If I were a Patriot, I’d be proud, but uncertain about how to reply to the invitation to the White House. The word Patriot here refers to the Superbowl-winning New England Patriots. I’m not a Patriot in that sense.
So, if I were a Patriot, what would I be thinking? I believe Tom Brady’s statement: Everybody has their own choice. I’d respect each teammates’ individual decision, whether it be Brady’s decision to go this time, or the decision of several others not to enter the Trump White House.
I’d go. I’d take a gift for the 45th President: a book on the constitution. Given the recipient, it shouldn’t be a tome. I’d go with The Penguin Guide to the United States Constitution. The pages are neither large nor numerous (a little over 200 of them). The type is not small.

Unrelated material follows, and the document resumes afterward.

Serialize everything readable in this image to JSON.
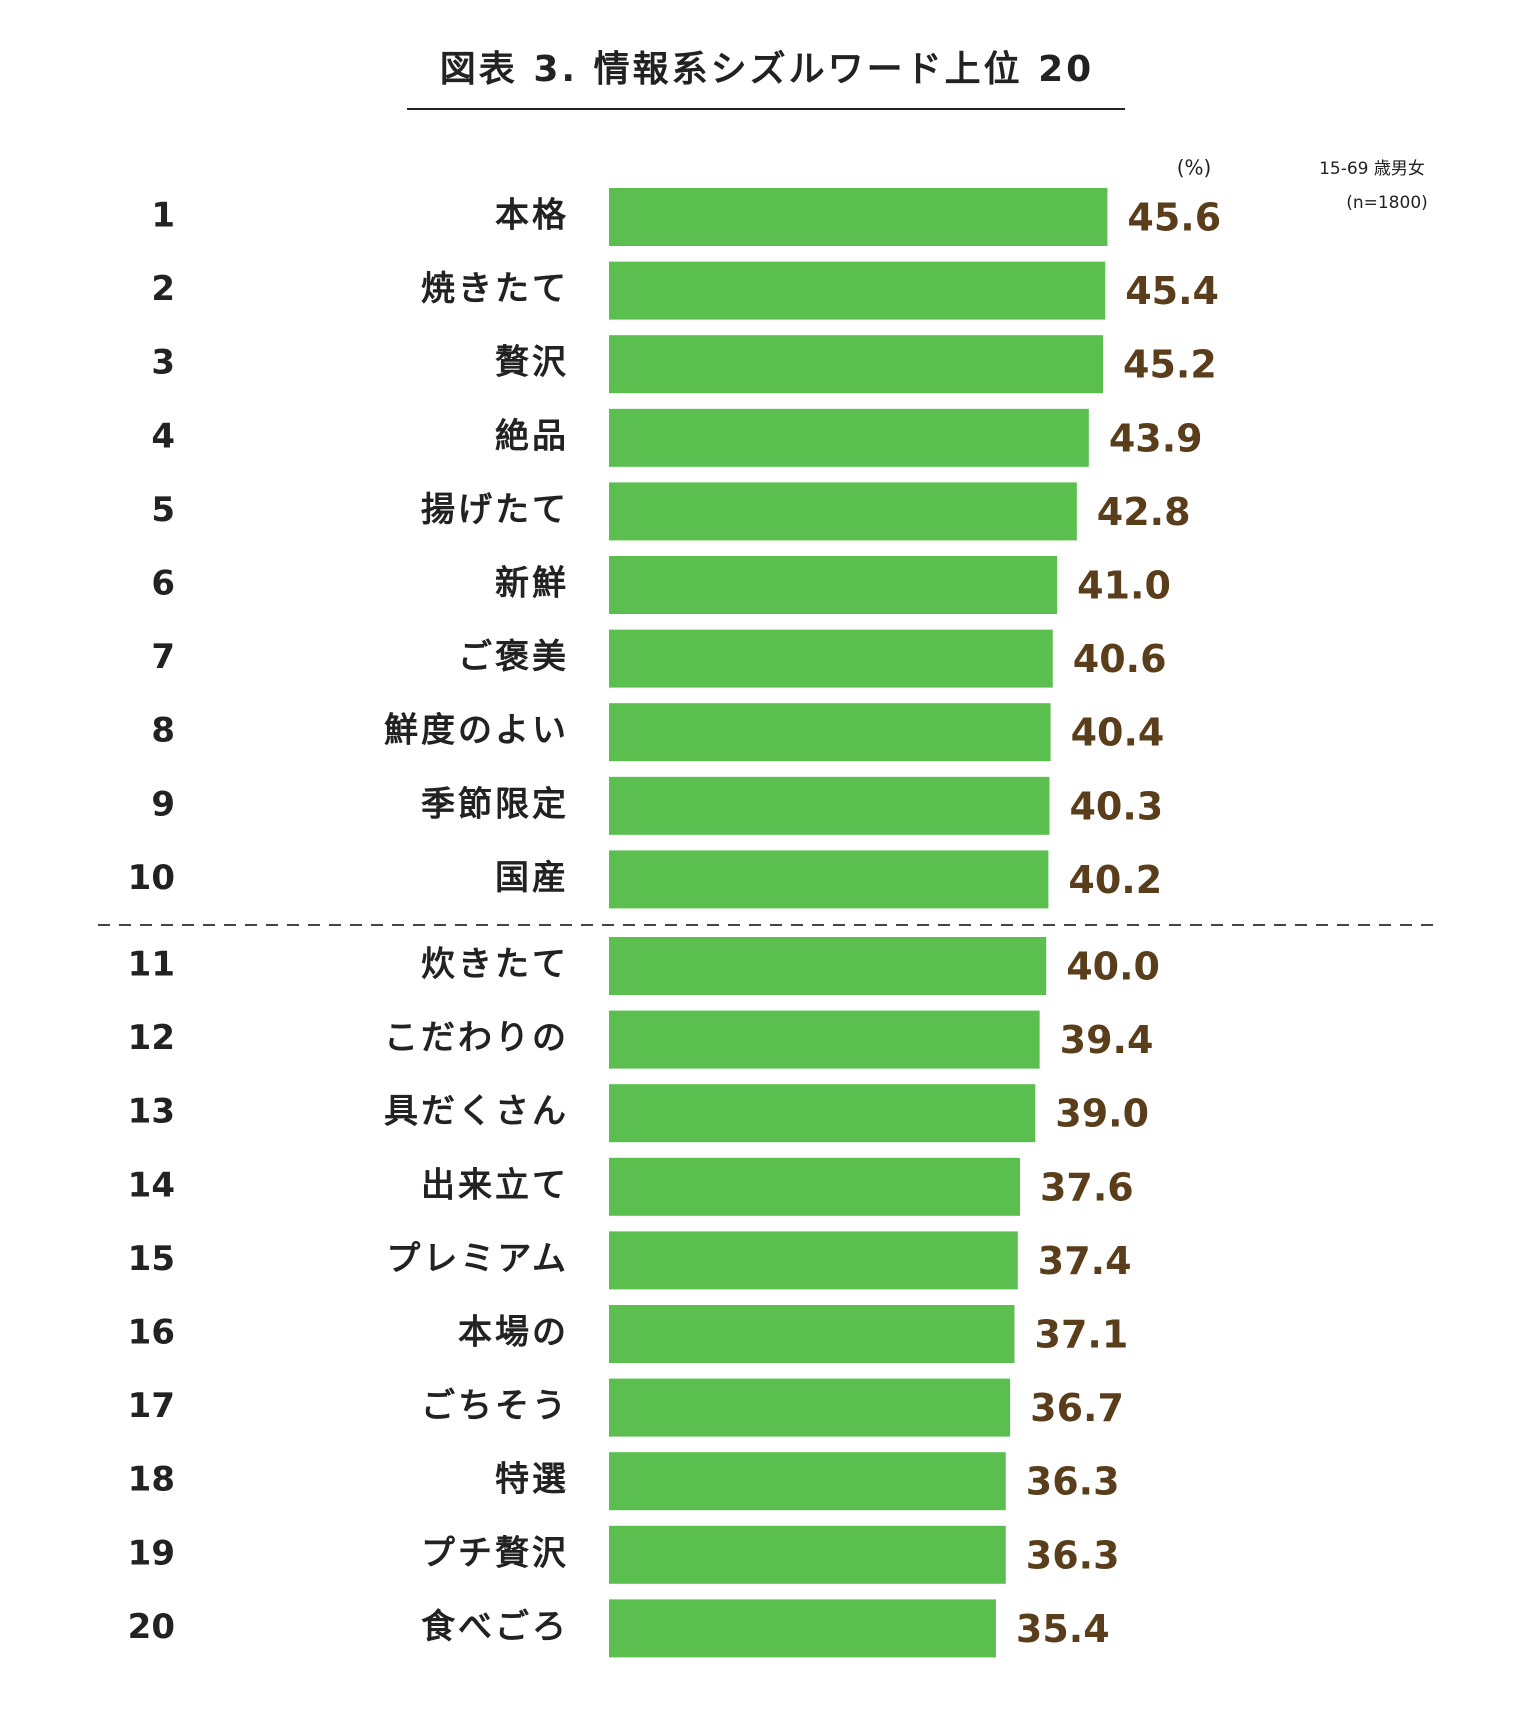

Constitutional scholar Richard Beeman adds annotations and a few short chapters to:
- The Declaration of Independence. Thomas Jefferson’s second paragraph describes governments as “deriving their just powers from the consent of the governed”.
- The Constitution itself.
- The Amendments. I might highlight the first amendment, which of course is about freedom: of religion, of speech, of the press, of assembly, and of petition.
- Three of The Federalist Papers: 10, 51, and 78. The last of these is Alexander Hamilton’s essay on the importance of protecting “the weakest of the three departments” of government: the judiciary. I think that the judiciary will prove less weak than Hamilton feared, or than Trump seems to hope.
What would you do, if you were a Patriot, invited to the White House?